En Canadá existe una cultura generalizada del reciclaje, además de separar y reciclar la basura orgánica de la inorgánica, entre la población existe la cultura de la reutilización de enseres, libros y muebles, que cada día se generaliza más. En los vecindarios hay pequeñas vitrinas en las que los habitantes reciclan sus libros. La iniciativa surgió en 2009 en Wisconsin cuando Tod Bol construyó una Little Free Library (pequeña librería gratuita) en honor a su madre que era maestra. A la fecha, hay diez mil Little Free Libraries alrededor del mundo.

En Toronto el canadiense Bill Wrigley inició el proyecto en 2013 al construir su pequeña biblioteca frente a su casa. La iniciativa se reprodujo y es común ver esas “casitas de letras” en varios barrios de la ciudad. En Canadá también hay “pepenadores” que hurgan entre botes de basura reciclable buscando botellas y latas de bebidas que cambian en los expendios de cerveza por algunos dólares.

Durante el verano es muy común ver en las calles televisores, sofás, sillas y ropa en buen estado que la gente regala. Esto resulta una gran ayuda para los inmigrantes, quienes inician su nueva vida en Canadá con estos artículos en buen estado. Además de las populares “ventas de garaje”, los canadienses disfrutan regalando lo que creen podrán utilizar otras personas, por lo que colocan sus artículos reusables a las afueras de sus casas con letreros de “free” y hasta hacen anotaciones respecto a la característica de lo regalado.

En Canadá la basura se separa en orgánica, reciclable, e inorgánica, con calendarios semanales para cada recolección. Un estudio, elaborado por Decmia Research, reveló que el 93 por ciento de los canadienses reutilizan las bolsas de plástico dos o más veces.

La Asociación Canadiense de la Industria de Plásticos afirmó que el mercado de reciclaje de bolsas de plástico asciende a dos mil millones de dólares y que está creciendo un 14 por ciento cada año. Las bolsas de plástico están entre las más altas tasas de reuso en Canadá; el 50 o 60 por ciento de las bolsas distribuidas en este país norteamericano son reutilizadas dos o más veces.

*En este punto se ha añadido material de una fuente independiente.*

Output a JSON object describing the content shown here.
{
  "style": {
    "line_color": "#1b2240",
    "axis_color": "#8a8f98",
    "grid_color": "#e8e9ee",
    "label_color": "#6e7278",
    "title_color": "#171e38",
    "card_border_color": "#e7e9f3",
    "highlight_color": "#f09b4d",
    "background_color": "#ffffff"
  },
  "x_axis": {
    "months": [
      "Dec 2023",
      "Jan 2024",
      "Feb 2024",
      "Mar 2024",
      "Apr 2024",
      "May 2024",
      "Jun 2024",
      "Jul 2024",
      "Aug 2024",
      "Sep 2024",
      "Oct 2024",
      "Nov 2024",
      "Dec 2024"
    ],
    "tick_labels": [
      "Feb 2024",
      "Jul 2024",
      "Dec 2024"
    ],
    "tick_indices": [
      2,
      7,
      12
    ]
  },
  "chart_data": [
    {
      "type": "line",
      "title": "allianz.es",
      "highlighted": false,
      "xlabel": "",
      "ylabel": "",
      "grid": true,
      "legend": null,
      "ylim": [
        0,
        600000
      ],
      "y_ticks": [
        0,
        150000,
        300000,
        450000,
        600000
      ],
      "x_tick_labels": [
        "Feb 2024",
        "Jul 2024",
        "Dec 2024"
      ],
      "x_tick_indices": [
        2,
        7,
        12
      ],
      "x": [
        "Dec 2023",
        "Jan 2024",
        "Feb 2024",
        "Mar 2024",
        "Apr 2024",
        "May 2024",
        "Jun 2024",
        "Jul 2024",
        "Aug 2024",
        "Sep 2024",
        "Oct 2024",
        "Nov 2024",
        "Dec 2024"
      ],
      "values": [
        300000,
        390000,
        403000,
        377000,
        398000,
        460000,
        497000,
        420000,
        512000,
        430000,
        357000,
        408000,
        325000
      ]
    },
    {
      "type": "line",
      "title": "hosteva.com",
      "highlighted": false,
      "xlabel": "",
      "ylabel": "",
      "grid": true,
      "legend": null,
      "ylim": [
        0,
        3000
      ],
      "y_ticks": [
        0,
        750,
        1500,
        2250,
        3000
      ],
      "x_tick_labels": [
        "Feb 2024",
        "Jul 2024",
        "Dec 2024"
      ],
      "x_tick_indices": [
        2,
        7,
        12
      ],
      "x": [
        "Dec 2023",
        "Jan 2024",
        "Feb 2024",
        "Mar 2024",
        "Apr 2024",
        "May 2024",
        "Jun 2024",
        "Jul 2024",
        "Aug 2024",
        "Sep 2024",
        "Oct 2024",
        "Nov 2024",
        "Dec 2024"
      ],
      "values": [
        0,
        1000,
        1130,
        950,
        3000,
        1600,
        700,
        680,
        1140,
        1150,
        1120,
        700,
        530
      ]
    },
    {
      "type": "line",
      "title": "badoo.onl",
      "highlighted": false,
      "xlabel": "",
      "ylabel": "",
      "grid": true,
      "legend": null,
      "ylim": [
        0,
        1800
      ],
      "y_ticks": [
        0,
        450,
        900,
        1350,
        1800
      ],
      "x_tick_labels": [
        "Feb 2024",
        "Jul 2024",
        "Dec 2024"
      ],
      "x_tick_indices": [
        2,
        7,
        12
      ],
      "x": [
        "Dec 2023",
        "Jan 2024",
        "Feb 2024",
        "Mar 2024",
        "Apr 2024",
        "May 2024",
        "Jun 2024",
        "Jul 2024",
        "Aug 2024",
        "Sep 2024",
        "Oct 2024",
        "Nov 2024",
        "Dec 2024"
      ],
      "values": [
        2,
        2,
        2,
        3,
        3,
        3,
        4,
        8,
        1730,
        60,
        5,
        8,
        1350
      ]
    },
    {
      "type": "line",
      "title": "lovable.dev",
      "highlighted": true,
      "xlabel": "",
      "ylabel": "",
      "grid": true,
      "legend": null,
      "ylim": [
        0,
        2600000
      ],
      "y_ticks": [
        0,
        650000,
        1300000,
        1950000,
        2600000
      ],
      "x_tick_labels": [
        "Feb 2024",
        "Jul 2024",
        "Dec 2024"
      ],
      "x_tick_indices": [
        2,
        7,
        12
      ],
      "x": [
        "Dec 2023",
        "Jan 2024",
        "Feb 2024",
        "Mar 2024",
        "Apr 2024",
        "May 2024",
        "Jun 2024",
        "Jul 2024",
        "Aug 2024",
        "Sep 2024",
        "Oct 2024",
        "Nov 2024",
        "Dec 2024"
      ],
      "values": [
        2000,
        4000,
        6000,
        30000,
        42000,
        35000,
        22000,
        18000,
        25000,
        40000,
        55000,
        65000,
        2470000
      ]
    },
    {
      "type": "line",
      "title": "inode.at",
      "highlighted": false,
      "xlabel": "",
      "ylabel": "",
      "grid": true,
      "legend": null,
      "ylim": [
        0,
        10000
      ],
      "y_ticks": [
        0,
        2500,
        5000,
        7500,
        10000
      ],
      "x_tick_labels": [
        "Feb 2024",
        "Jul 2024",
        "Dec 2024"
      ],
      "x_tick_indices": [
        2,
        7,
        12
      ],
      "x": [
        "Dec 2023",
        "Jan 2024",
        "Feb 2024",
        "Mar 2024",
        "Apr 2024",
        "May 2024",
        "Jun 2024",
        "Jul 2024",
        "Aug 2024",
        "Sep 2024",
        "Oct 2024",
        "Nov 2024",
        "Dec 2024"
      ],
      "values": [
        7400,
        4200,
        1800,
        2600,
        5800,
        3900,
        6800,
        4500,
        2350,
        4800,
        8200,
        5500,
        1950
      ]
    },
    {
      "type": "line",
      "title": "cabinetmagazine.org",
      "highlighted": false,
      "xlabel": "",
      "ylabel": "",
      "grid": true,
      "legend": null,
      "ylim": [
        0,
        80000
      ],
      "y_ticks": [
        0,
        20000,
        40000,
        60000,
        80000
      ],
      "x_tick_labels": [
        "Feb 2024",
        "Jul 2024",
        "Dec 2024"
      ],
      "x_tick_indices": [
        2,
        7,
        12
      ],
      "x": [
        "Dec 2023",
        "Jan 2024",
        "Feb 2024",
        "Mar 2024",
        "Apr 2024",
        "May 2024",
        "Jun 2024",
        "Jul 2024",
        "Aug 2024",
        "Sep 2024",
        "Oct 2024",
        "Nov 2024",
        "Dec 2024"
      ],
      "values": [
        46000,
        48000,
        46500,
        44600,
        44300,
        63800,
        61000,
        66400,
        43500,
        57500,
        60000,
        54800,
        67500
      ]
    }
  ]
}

“Las bolsas de plástico representan menos del 0.5 por ciento de la basura y menos del 1.0 por ciento de vertedero”, indicó la Asociación. Para estimular el uso de bolsas de tela en las compras de despensa semanales, las tiendas cobran las bolsas de plástico a 0.5 centavos de dólar.

Al menos una vez por año, el concejal Joe Mihevc, del distrito 21 de Toronto, organiza una día de reciclado, en especial para recolectar pilas, y para el acopio de residuos electrónicos y eléctricos como cargadores, celulares, computadoras, aires acondicionados y demás desechos que pudieran tener algún material tóxico.

Más de 2.6 millones de kilos de baterías han sido reciclados y enviados a los vertederos en Estados Unidos y Canadá en lo que va de este año, según el organismo Call2Recycle, una asociación no gubernamental creada en 1994 para promover el reciclaje de baterías en Norteamérica.

Las provincias canadienses de Ontario y Columbia Británica incrementaron su recolección de baterías en 7.0 y 19 por ciento de manera respectiva. Desde que lanzó su programa de recolección de pilas en 2010, Columbia Británica ha recolectado y reciclado más de dos millones de kilogramos de baterías. La cultura canadiense de reciclar rompe el estigma de que quien tiene algo de segunda mano es pobre.

Aquí mucha gente de clase media acude a la tienda Value Village que acepta artículos donados y los vende a muy bajo precio. En el tradicional Halloween esta tienda está abarrotada de trajes de brujas y fantasmas que ya fueron usados, pero que volverán a salir en la noche de brujas.

Tanto a nivel industrial como doméstico, en Canadá se recicla todos los días, se reutiliza todo lo que se puede y enseña a los nuevos inmigrantes y generaciones a reducir y reutilizar los artículos en buen estado.